Aim We retrospectively analysed the electroclinical features, treatment, and outcome in patients with unilateral polymicrogyria (PMG), focussing on epileptic syndrome with or without encephalopathy, with status epilepticus during sleep (ESES) or continuous spikes and waves during slow sleep (CSWS) syndrome. Methods From June 1990 to December 2012, 39 males and 27 females, aged 5–26 years, were studied. We did not include patients with bilateral PMG or cases with unilateral PMG associated with other cerebral lesions. The mean follow-up period was 12 years (range: 3–22 years). Results Mean age at epilepsy onset was 6.5 years.

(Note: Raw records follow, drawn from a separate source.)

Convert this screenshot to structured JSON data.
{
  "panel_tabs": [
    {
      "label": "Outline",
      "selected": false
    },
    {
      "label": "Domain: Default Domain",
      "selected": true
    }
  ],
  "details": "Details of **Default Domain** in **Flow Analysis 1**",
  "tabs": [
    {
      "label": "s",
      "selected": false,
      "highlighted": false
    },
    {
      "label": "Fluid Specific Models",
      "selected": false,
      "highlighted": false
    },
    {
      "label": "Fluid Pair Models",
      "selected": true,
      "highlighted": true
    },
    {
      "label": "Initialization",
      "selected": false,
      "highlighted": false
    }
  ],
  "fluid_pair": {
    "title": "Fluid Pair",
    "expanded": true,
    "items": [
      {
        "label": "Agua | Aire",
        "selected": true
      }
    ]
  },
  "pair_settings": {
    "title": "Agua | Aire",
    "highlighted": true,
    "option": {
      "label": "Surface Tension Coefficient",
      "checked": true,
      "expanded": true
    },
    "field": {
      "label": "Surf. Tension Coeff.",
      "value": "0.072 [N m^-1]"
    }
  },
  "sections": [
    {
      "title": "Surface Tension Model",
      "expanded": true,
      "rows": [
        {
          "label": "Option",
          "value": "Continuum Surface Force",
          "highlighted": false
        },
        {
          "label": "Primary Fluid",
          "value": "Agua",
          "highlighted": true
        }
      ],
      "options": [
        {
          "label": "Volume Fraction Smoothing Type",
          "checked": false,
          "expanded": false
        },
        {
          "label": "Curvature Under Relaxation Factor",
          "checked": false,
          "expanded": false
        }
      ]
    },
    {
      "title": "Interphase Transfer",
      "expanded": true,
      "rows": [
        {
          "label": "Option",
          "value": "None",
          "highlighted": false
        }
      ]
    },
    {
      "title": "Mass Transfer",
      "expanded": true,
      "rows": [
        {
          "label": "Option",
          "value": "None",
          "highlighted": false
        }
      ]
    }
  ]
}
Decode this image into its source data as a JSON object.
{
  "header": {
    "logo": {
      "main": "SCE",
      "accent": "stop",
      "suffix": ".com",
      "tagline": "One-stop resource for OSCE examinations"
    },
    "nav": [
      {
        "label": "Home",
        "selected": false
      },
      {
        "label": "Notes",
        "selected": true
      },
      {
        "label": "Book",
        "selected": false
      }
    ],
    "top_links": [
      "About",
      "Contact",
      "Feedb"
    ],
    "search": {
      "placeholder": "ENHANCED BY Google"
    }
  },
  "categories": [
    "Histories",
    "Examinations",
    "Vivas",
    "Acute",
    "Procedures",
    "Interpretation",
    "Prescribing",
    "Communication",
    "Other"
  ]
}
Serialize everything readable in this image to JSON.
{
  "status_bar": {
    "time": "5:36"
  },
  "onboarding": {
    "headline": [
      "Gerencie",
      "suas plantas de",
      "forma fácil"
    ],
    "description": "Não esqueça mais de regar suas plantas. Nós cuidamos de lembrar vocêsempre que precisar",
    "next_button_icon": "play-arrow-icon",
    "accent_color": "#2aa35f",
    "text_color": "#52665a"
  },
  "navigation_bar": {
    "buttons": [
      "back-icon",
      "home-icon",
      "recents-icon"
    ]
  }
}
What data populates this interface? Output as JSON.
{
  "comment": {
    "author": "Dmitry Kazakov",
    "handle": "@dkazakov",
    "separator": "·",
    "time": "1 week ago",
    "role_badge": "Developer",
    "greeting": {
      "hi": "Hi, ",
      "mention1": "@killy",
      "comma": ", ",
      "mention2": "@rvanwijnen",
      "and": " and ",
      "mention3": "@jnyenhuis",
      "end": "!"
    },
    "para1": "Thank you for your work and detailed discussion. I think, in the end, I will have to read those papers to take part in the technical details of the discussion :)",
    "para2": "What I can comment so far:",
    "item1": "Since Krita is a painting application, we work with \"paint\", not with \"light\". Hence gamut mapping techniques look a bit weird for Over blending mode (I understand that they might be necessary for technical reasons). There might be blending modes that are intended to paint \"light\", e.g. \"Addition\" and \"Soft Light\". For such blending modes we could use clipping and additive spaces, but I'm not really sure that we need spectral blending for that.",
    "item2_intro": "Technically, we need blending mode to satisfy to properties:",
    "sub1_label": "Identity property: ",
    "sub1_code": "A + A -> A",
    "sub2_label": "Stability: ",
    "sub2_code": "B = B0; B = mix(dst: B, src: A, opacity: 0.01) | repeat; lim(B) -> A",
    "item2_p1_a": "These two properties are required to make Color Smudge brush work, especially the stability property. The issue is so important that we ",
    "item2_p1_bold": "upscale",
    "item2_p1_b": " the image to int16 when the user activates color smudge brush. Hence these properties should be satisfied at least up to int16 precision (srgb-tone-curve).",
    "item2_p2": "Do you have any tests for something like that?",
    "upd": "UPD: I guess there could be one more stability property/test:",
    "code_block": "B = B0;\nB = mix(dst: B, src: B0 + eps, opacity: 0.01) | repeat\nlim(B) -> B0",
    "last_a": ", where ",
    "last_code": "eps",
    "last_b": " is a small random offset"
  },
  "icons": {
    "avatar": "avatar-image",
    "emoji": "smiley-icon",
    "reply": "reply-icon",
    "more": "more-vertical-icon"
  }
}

Focal motor seizures occurred in all cases and 25 had secondary generalised seizures. Six patients also had complex focal seizures. Interictal EEG recordings showed focal spikes in all cases. For 43 of 53 patients with epilepsy, aged 2–9.5 years, the electroclinical features changed. An increase in frequency of focal motor seizures was reported in 20 patients, negative myoclonus occurred in 32 patients, atypical absences in 25 patients, and positive myoclonus in 19 patients. All patients had a continuous symmetric or asymmetric pattern of spike-wave activity during slow-wave sleep. Conclusion For patients presenting with congenital hemiparesis, negative or positive myoclonus, and absences and focal motor seizures with ESES/CSWS, unilateral PMG should be considered. Brain MRI is mandatory to confirm this cortical malformation. The most commonly used treatments were clobazam, ethosuximide, and sulthiame, alone or in combination. For refractory cases, high-dose steroids were administered and surgery was performed in two patients. Outcome was relatively benign.